We were in a small bar in a small town, but the sophistication of the ingredients, presentation and flavours would have been impressive anywhere. It was a fine lunch at a very reasonable price, and one that would leave just enough room for dinner.

An Afternoon at Leisure in Alájar

Ángel drove us back to Alájar and Lynne decided to have a nap (old people do that). Then we went for a stroll around the village. There is a little more space between the houses than our first impression had suggested.

Wide open spaces, Alájar

Zindagi Na Milegi Dobara (You don’t Live Twice) is a Hindi language ‘buddy road movie’ released in 2011. Three well-healed young Indian men come to Spain to discover themselves, and unearth a tick list of Spanish clichés. In a three-week holiday they remarkably visit the Tomatina festival in Buñol (late August) followed by the Running of the Bulls in Pamplona (early July). Surprisingly, the film won awards. There is, apparently, enough room in Alájar to stage a major Bollywood song and dance number, as Señorita was filmed here over three nights.
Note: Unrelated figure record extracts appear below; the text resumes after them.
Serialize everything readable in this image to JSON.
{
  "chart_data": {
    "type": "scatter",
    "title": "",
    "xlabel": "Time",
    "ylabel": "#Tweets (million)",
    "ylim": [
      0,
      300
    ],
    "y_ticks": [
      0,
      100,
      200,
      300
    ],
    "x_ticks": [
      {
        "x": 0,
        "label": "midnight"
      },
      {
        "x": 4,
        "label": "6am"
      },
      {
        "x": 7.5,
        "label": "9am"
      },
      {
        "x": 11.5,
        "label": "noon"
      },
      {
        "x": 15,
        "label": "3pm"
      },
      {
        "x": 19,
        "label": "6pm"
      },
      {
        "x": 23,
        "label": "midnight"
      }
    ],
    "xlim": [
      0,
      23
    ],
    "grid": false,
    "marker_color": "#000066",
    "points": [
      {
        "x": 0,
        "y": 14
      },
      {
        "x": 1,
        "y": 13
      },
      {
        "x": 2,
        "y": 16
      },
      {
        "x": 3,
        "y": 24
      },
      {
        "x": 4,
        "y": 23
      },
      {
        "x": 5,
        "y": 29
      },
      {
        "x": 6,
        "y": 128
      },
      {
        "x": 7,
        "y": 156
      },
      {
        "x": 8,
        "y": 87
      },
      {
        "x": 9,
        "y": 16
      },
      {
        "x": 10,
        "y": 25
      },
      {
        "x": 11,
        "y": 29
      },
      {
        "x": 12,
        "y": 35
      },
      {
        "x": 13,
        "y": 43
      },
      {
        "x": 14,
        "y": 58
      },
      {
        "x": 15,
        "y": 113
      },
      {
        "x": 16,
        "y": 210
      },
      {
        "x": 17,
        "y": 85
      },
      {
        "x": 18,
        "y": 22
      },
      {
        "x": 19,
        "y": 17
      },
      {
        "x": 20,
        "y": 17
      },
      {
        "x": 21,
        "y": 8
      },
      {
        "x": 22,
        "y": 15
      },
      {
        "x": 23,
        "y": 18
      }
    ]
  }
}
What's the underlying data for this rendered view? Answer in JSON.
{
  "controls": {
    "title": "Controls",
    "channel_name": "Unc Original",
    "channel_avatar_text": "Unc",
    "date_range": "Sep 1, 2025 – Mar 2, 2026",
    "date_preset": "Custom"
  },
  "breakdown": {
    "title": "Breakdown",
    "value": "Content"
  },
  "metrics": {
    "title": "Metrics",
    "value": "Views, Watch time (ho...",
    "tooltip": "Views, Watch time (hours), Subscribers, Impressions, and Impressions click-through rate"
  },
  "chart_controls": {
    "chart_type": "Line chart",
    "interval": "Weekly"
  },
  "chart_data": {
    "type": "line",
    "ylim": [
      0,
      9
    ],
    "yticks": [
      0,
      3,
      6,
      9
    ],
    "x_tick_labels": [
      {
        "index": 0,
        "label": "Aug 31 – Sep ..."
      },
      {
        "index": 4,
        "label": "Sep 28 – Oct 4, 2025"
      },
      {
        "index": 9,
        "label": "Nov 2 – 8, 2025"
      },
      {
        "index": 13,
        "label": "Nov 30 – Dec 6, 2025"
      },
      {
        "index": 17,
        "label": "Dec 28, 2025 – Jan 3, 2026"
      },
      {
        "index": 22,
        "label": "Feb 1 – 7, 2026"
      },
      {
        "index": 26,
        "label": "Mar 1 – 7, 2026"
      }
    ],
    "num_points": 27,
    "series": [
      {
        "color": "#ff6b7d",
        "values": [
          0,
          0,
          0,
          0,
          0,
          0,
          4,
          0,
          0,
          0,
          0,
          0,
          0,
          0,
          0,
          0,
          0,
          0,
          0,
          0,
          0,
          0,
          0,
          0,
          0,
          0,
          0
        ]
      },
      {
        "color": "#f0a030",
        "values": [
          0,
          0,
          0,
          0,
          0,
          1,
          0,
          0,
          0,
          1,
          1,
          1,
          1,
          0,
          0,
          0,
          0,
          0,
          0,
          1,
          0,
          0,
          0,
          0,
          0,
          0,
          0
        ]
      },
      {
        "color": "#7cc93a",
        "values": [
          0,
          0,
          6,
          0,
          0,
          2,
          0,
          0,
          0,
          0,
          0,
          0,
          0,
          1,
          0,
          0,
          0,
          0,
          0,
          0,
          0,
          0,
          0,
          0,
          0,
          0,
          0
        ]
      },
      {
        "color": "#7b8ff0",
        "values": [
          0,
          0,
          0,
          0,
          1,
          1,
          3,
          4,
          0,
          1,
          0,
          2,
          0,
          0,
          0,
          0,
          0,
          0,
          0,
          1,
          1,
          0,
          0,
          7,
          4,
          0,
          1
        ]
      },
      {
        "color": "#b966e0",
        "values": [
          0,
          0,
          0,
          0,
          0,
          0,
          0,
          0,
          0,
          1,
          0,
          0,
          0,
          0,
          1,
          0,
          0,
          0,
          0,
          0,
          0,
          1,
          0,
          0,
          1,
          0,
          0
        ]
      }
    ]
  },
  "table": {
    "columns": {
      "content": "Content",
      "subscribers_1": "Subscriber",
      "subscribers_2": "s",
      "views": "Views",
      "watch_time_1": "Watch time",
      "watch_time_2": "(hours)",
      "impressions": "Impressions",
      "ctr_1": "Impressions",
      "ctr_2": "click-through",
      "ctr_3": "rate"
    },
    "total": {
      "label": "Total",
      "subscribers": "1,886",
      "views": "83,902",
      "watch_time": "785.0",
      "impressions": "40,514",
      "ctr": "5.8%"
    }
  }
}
The song seamlessly blends flamenco with Indian popular music to the benefit of neither - here is a link to it on Youtube, click on it if you must.

There is enough space for dancing, but not for a good photograph of the mostly 18th century Church of San Marcos. It is reputed to have the tallest spire in the Province of Huelva.

San Marcos, Alájar

Back at the posada I had a swim. Late September nights are cold and the unheated pool does not warm up as much during the day as I would have liked. The top 20cm of the water was pleasant, but below that – and at all depths in shaded sections - the water was bracing. Such temperatures discourage idling and I am sure a few brisk lengths did me good.

A few brisk lengths, Alájar

Dinner at the Posada de San Marcos, Alájar (2)

Again, we ate at the congenial, if non-Spanish time of 7.30, again we ate outside, with a pullover to hand (the temperature drops swiftly when the sun goes down) and again Lucy provided us with a memorable meal.

The chicken liver and chestnut paté, home produced from local ingredients, gave the chestnut as prominent a role as the meat; unusual perhaps, but very good indeed. I always like a bean stew and Lucy’s chick pea stew with chorizo and morcilla (black pudding) was spot on. Dessert was a lemon and almond pastry.

Chicken liver and chestnut paté, Posada de San Marcos, Alájar

After another bottle of the house red, a light organic tempranillo perfect for swilling rather than sipping, we retired, happy with our meal and, indeed, our whole day.